One example in our local landscape is Foodpanda. If a customer places an order on Foodpanda and pays for the order using their card or Foodpanda wallet and receives the wrong item, or if they decide to cancel, Foodpanda refunds them within a day or two in their Foodpanda wallet. The customer can then pay for their next order using that amount rather than opting for COD or paying via debit/credit card.
Offering reliable customer service
Focus on providing excellent customer service to increase customer satisfaction and loyalty. Brands need to have responsive and helpful customer service teams to address any issues that customers face. This can include having multiple channels of communication, such as phone, email, and chat support as well as having self-service bots to register customer complaints in a more efficient manner.
Educating customers about digital payments
E-commerce platforms can educate customers about digital payment methods and their benefits such as avoiding the hassles of not being at home when the delivery rider arrives, not having the exact amount of cash and so on. This can be done through blogs, tutorials, or webinars. Educating customers can help build trust and confidence in digital payment methods, making customers more likely to use them instead of relying on COD.
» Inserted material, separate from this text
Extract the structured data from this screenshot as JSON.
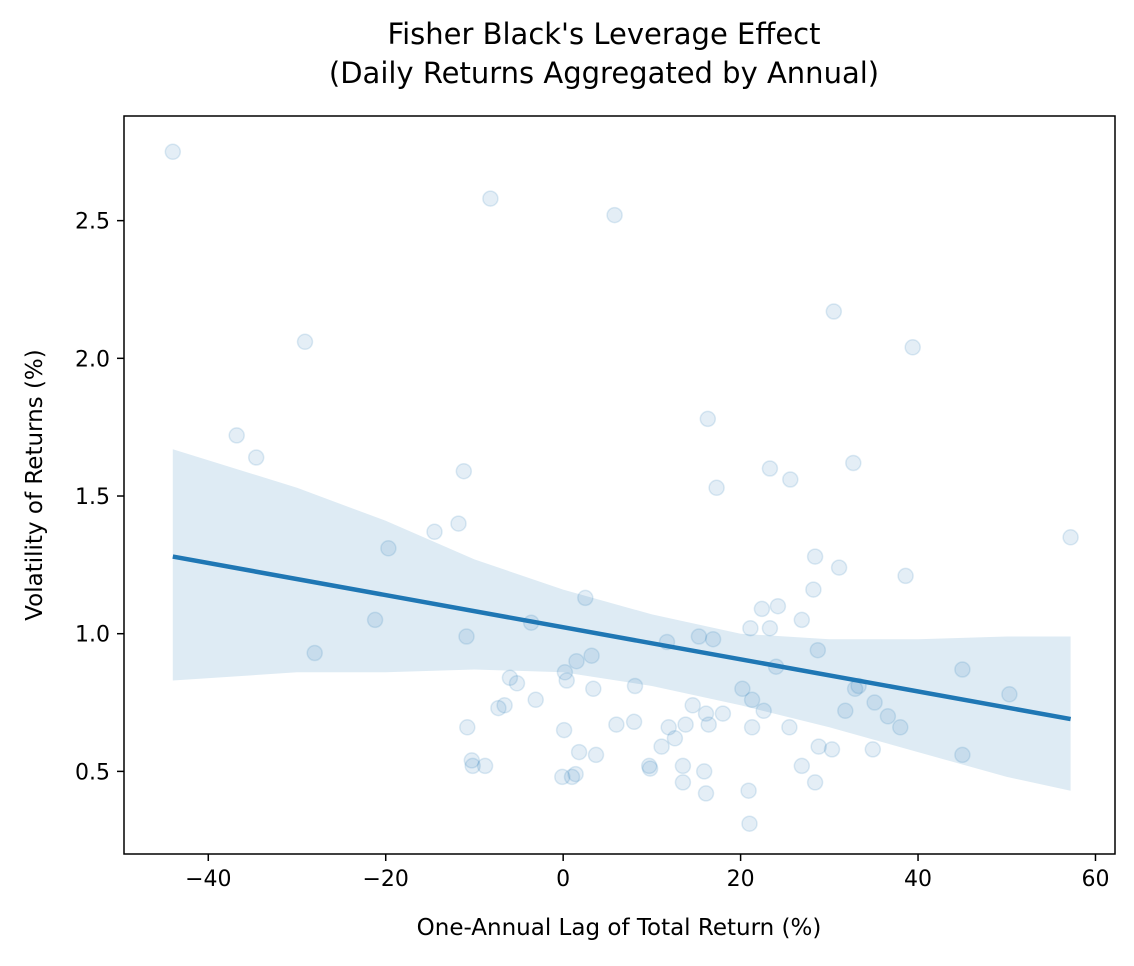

Exploring the potential of technology in Pakistan’s evolving landscape
Digital payments have the potential to revolutionize the e-commerce industry and address several challenges faced by businesses and consumers alike. One of the most significant benefits of digital payments in Pakistan is the potential to expand financial inclusion, especially since the majority of the population in Pakistan remains unbanked. Digital payments have emerged as a game-changer for e-commerce, solving multiple challenges that the industry faces. The rise of digital payments has reduced the reliance on cash on delivery, enabling a seamless and secure transaction experience for both buyers and sellers. Moreover, digital payments have improved the transparency of transactions, reducing the chances of fraud and disputes. The benefits of digital payments are not just limited to e-commerce businesses, but also extend to customers, who can enjoy the convenience and flexibility of paying for their purchases through various channels. By adopting digital payments, businesses in Pakistan can improve their operational efficiency, reduce costs, and provide a better customer experience. Finally, digital payments can also help to drive economic growth by facilitating cross-border trade and enabling businesses to access new markets. As the government of Pakistan continues to promote the adoption of digital payments, it is expected that the use of digital payments will continue to grow, offering significant opportunities for businesses and consumers alike. There is potential for digital payments to show a compound annual growth rate (CAGR) of 14.12% from 2023 till 2027 resulting in a forecasted total value of USD 18.66 billion by 2027. As the world becomes increasingly digital, it is clear that digital payments are here to stay, and e-commerce businesses must continue to adapt and innovate to provide the best possible experience for their customers.